Diabetes: Diabetes sucks ass. I think a lot about how much I wish I didn’t have diabetes, especially while pregnant. Because I’ve been eating out a lot, the food will often spike me hours after eating and usually while I’m asleep. So I get woken up a lot in the middle of the night. And I can’t help but feel guilty when I have highs. Obviously the last thing I want is to harm my unborn child, but trying to have extremely tight control has been difficult for me. I know my A1C is perfect and for the majority of the day my blood sugars are in range but once I have a high I just feel like I’ve ruined everything. It’s definitely a struggle and very stressful and it also sucks to not know anyone who has experienced any of this because everyone else is “normal”. They can binge on the pizza or the chocolate cake and eat and do whatever they want while being pregnant. And I don’t get to do that. Not saying that I would want to, but chocolate cake does sound freaking amazing right now (and it’s only 10:30AM). I’m curious to see how people will treat me as a pregnant Diabetic. I’m already ready for the people who think they know everything to try and tell me how to live. I’ve prepped my body for such a long time to prepare it for pregnancy. I don’t think people will really understand what I had to go through and am still going through to have a healthy baby.

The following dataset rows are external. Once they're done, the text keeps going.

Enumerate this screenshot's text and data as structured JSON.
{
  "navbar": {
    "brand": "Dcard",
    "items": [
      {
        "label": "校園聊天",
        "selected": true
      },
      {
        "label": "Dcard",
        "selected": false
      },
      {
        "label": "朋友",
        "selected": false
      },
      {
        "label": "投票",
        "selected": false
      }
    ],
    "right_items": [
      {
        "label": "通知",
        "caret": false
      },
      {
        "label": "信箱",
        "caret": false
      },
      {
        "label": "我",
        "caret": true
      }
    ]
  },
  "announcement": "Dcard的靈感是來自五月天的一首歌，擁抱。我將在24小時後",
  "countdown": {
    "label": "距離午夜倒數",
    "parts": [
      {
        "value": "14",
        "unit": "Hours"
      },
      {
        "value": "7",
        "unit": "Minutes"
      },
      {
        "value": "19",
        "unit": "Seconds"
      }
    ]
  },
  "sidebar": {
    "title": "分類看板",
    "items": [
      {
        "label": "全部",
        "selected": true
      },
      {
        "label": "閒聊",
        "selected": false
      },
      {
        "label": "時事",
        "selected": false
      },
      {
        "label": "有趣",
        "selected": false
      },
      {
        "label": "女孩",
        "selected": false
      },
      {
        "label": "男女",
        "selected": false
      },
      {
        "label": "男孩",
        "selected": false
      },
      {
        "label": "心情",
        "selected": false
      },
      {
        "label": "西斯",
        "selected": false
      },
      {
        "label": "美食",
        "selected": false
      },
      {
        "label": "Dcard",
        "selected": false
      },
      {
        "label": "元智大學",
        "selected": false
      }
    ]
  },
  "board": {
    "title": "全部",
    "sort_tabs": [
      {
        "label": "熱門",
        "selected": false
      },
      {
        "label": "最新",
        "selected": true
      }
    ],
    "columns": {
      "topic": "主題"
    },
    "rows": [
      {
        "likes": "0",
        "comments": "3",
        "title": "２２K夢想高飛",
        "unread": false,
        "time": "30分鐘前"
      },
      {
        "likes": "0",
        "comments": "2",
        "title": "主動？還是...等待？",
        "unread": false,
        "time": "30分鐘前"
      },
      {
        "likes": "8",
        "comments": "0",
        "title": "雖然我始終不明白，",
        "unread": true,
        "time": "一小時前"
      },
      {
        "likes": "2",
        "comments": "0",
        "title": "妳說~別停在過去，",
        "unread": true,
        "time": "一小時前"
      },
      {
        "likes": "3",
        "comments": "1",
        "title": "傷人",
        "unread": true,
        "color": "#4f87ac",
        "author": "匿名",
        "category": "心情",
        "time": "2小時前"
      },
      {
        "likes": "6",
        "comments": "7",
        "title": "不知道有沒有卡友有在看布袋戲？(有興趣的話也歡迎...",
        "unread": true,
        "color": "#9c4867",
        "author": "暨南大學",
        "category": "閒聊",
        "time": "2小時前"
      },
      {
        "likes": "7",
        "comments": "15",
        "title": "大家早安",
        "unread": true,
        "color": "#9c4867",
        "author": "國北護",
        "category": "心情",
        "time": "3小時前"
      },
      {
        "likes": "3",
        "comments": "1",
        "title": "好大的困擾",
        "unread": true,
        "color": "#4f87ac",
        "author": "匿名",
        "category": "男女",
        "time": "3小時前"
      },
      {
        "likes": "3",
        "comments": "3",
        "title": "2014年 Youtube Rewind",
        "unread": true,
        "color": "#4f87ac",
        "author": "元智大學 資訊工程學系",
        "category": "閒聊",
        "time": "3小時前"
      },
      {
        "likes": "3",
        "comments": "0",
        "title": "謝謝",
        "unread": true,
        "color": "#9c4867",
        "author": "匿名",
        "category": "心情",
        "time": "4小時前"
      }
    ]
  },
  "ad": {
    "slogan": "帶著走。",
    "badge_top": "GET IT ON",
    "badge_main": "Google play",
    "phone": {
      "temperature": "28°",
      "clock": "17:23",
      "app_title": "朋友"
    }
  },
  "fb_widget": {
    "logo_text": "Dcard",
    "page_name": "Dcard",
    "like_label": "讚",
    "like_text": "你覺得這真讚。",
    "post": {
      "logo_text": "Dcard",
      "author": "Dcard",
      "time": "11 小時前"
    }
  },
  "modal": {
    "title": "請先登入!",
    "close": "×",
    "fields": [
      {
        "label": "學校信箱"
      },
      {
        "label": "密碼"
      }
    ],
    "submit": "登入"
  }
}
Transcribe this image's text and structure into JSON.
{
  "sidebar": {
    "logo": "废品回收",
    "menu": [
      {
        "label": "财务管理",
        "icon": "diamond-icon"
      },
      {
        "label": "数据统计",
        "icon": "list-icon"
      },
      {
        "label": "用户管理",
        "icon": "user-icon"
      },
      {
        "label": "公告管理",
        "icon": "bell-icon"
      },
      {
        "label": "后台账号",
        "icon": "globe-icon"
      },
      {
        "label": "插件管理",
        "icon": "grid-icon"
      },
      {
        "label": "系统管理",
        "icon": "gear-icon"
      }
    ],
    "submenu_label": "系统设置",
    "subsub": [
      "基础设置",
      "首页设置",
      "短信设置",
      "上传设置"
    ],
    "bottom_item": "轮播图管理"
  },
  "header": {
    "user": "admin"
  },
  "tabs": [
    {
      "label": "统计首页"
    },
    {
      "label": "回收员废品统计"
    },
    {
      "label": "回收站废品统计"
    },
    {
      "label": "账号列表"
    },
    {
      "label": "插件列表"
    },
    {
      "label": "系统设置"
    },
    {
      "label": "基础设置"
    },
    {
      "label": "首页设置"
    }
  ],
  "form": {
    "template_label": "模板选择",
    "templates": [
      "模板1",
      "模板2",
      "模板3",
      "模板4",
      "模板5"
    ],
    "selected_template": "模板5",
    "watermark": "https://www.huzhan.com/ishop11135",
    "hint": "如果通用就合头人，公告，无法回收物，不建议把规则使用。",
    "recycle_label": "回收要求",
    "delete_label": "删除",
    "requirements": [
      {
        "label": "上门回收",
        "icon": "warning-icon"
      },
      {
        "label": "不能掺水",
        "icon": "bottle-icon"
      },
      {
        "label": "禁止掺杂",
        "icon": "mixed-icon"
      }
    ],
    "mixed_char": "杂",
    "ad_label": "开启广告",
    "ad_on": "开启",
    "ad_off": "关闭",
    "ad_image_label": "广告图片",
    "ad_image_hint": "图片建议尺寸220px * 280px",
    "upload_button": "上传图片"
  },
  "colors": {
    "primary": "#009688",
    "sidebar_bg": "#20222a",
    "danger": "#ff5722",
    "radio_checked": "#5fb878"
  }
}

Personal life: I couldn’t be more happy to be able to have my boyfriend has my partner in life. There’s so much love in our relationship and he makes me laugh all the time. He’s done so much for me when I’ve been sick or have had extreme lows. He wakes up when my phone goes off about my blood sugar and will wake me up if I’m sleeping aka trying to ignore my phone. Honestly he spoils the crap out of me. It’s crazy to think we’ve been together since I was 17. We’ve, thankfully, changed so much since then and have been lucky enough to grow so much but grow together. It’s normal to grow apart after high school because people end up wanting different things in life. But we’ve always pretty much wanted the same things and have always supported each other in whatever else we wanted. He supported me when I made a big decision to quit my job (not my current job) and basically be jobless for about a month due to that job being very unhealthy for me. He saw what it was doing to me and wanted me to be happy. Btw, a jobless liz just created a very unhappy liz. I hate being stuck at home without having my own source of income to go do things. I like being busy, but I’m also a total home body lol but it’s only enjoyable when I feel like being a home body. Not because it’s my only option. If that makes sense.